SelecTV deal imminent


Media Editor

Advisers to Pearson and SelecTV were yesterday locked in last-minute talks aimed at announcing their long-awaited deal by as early as tomorrow. Provided the final price can be agreed, Pearson is expected to bid about pounds 45m for SelectTV, maker of Birds of a Feather and Lovejoy, by way of a public offer for the company's shares.

The offer, which is likely to be unveiled before market opening tomorrow, will be accompanied by an announcement that SelecTV's cable channel is to be sold separately, for as much as pounds 5m. The probable buyer is Carlton, Michael Green's TV media company, which has been looking to launch a UK cable operation fed by its Carlton and Central programming libraries.
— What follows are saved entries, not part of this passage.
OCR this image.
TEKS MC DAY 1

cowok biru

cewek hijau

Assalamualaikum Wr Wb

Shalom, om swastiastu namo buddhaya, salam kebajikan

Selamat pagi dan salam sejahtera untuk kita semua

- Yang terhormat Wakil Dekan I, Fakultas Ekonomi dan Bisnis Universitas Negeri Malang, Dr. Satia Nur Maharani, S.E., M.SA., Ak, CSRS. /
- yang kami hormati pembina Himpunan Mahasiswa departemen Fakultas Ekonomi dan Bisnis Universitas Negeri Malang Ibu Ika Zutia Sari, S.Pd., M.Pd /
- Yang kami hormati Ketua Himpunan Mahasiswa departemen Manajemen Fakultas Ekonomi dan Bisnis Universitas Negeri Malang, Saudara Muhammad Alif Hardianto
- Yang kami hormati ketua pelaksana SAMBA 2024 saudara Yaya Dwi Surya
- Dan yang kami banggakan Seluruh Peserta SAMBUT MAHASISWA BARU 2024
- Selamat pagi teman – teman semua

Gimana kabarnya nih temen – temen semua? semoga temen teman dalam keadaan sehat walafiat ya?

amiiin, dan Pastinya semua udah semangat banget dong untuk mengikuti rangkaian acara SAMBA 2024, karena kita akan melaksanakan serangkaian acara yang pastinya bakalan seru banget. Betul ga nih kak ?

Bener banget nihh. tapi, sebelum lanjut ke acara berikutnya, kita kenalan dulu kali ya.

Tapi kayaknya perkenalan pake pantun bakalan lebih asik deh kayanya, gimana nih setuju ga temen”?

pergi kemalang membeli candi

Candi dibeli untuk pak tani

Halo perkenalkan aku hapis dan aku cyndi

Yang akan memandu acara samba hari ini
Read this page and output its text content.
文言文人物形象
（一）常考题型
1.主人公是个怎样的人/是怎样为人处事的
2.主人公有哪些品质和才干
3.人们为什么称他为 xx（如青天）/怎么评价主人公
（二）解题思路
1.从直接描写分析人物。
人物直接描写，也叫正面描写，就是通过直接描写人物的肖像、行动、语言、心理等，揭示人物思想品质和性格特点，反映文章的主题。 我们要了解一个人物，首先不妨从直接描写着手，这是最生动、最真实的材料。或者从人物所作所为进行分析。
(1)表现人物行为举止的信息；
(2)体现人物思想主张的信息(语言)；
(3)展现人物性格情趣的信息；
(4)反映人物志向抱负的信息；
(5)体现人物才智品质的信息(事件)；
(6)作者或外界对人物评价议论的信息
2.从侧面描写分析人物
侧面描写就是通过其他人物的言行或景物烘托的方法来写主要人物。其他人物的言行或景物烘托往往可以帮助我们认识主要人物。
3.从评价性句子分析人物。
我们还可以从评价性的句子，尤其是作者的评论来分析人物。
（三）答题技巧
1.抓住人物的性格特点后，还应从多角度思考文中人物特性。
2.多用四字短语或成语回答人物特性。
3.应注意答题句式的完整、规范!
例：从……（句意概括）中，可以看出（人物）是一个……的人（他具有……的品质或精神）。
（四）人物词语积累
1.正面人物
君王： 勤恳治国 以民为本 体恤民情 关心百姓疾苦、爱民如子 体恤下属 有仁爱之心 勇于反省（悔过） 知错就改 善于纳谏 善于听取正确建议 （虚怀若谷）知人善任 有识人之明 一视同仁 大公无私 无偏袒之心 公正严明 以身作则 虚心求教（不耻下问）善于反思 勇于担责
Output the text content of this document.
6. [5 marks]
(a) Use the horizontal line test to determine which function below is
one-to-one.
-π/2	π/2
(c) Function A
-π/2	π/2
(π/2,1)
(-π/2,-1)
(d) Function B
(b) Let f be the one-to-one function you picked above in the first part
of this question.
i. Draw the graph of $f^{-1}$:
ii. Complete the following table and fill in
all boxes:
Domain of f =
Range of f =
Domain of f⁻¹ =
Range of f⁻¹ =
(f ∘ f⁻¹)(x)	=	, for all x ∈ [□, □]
Talks with Granada about launching a joint cable-exclusive channel featuring both Carlton and Granada programming failed last year, according to informed sources. Granada has since made a deal with BSkyB, the satellite broadcaster, to launch as many as eight new channels. Included is a "Granada Gold" channel based in part on re-runs of Coronation Street.

A Carlton spokesman refused to confirm whether the company was involved in the negotiations over SelecTV. "It is not our policy to comment on market speculation," he said.

Pearson, which is interested only in SelecTV's independent production operations and its programming library, is also expected to sell SelecTV's 15 per cent stake in Meridian to MAI, which already owns 61 per cent of the ITV licence-holder. The price is believed to be as much as pounds 30m. An MAI spokesman declined to comment.

Talks between Pearson and SelecTV have been under way since November, and efforts to close a deal by Christmas foundered due to the length of time Pearson's advisers took to complete due diligence.

The acquisition is part of Pearson's strategy of expanding into independent television production. It owns Thames Television, one of the UK's largest producers, and last year paid pounds 175m for Grundy Worldwide, the maker of Neighbours, the popular soap. Subsequently, it agreed to buy the US-based TV distribution partnership ACI.

Pearson Television is expected to make further deals in 1996, under an aggressive expansion strategy developed by Greg Dyke, its chief executive and the former head of London Weekend Television.